And yet, do you know that while she rode with him Hattie's heart was high? So high that when she left him finally, seated in her little lamplit living room, it was he whose unease began to develop.

"I—If she's asleep, Hattie—"

Her head looked so sure. Thrust back and sunk a little between the shoulders.

"If she's asleep, I'll wake her. It's better this way. I'm glad, now. I want her to see me save myself. She would want me to. You banked on mock heroics from me, Morton. You lost."

Marcia was asleep, in her narrow, pretty bed with little bowknots painted on the pale wood. About the room all the tired and happy muss of after-the-party. A white-taffeta dress with a whisper of real lace at the neck, almost stiffishly seated, as if with Marcia's trimness, on a chair. A steam of white tulle on the dressing table. A buttonhole gardenia in a tumbler of water. One long white-kid glove on the table beside the night light. A naked cherub in a high hat, holding a pink umbrella for the lamp shade.

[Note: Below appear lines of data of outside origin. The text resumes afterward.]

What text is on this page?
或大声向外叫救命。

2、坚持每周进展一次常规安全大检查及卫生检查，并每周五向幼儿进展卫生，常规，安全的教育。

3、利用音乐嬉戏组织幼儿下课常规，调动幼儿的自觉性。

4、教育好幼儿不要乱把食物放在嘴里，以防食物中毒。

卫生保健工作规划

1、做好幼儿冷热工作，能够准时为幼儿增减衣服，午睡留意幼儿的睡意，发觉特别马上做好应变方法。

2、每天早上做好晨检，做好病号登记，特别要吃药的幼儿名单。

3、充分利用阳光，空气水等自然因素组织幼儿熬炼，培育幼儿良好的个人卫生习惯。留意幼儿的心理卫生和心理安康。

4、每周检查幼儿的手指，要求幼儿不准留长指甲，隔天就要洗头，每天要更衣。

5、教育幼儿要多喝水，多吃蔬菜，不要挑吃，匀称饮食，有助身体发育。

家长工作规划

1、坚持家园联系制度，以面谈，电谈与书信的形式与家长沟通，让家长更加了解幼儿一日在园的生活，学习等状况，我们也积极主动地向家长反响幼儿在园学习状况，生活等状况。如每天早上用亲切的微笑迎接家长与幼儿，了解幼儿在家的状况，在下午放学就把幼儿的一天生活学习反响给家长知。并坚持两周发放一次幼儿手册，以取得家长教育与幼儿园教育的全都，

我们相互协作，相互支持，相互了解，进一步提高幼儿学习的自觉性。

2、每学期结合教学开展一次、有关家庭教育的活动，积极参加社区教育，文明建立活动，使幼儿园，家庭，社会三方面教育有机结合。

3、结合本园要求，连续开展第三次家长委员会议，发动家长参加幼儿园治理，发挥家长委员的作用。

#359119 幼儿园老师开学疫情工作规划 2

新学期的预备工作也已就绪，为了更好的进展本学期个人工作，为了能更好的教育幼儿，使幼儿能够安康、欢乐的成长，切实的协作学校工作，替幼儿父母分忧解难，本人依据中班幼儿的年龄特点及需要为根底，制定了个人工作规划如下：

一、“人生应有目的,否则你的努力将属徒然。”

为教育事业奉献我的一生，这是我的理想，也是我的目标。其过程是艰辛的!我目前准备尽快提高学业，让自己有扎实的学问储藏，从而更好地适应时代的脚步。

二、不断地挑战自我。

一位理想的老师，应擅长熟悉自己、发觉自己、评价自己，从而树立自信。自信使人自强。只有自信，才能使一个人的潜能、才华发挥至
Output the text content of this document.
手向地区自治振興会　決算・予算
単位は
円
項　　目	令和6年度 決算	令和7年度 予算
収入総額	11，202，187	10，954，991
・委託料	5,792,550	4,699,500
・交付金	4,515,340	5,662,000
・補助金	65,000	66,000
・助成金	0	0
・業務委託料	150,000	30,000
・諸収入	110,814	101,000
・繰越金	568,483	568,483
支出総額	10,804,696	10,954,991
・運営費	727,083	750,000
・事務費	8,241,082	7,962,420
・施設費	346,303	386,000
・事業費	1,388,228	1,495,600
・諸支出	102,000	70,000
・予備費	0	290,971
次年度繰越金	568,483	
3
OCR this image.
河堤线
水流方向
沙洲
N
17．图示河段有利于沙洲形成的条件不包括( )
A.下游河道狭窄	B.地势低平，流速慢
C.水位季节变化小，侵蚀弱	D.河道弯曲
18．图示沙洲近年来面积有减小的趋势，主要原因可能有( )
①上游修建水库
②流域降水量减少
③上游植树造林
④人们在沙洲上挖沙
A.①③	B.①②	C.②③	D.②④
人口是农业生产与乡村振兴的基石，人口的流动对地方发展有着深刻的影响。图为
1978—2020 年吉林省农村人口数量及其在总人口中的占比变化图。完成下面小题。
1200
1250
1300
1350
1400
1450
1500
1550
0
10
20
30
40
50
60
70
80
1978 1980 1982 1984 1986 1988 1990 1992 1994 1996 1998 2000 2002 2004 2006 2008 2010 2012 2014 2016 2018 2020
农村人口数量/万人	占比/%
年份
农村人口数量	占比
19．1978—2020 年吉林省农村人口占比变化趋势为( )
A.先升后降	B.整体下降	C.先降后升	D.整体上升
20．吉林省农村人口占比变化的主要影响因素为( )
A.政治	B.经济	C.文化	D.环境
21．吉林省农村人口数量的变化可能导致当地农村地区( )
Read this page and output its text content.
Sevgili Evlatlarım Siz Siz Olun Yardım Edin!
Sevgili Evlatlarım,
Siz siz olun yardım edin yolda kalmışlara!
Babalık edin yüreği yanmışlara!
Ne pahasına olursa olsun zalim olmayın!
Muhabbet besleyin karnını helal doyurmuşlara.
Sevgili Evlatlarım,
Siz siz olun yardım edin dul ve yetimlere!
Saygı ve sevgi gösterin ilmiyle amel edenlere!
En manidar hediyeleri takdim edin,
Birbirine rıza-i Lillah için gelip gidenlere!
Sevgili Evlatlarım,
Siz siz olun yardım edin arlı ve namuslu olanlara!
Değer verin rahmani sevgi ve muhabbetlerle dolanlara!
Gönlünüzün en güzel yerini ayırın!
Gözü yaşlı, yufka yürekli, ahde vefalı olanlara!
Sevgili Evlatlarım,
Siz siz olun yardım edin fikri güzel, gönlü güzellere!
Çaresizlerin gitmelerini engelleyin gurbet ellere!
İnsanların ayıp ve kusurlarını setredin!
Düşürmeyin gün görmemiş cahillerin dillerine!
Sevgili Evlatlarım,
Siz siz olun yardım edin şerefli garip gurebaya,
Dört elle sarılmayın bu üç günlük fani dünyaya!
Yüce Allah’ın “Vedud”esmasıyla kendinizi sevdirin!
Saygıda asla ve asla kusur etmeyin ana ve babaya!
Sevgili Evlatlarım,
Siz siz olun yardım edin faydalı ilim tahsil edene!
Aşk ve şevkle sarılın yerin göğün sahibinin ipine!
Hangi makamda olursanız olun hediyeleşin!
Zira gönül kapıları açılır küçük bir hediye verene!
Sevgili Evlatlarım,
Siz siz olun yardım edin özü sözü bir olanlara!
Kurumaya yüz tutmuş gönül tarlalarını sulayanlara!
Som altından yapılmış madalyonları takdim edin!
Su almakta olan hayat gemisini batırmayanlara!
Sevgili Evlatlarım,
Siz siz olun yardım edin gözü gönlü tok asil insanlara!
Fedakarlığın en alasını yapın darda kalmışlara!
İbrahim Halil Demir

"Dear me! Dear me!" screamed Hattie to herself, fighting to keep her mind on the plane of casual things. "She's lost a glove again. Dear me! Dear me! I hope it's a left one to match up with the right one she saved from the last pair. Dear me!"

She picked up a white film of stocking, turning and exploring with spread fingers in the foot part for holes. There was one! Marcia's big toe had danced right through. "Dear me!"

Marcia sleeping. Very quietly and very deeply. She slept like that. Whitely and straightly and with the covers scarcely raised for the ridge of her slim body.

Sometimes Marcia asleep could frighten Hattie. There was something about her white stilliness. Lilies are too fair and so must live briefly. That thought could clutch so that she would kiss Marcia awake. Kiss her soundly because Marcia's sleep could be so terrifyingly deep.

"Marcia," said Hattie, and stood over her bed. Then again, "Mar-cia!" On more voice than she thought her dry throat could yield her.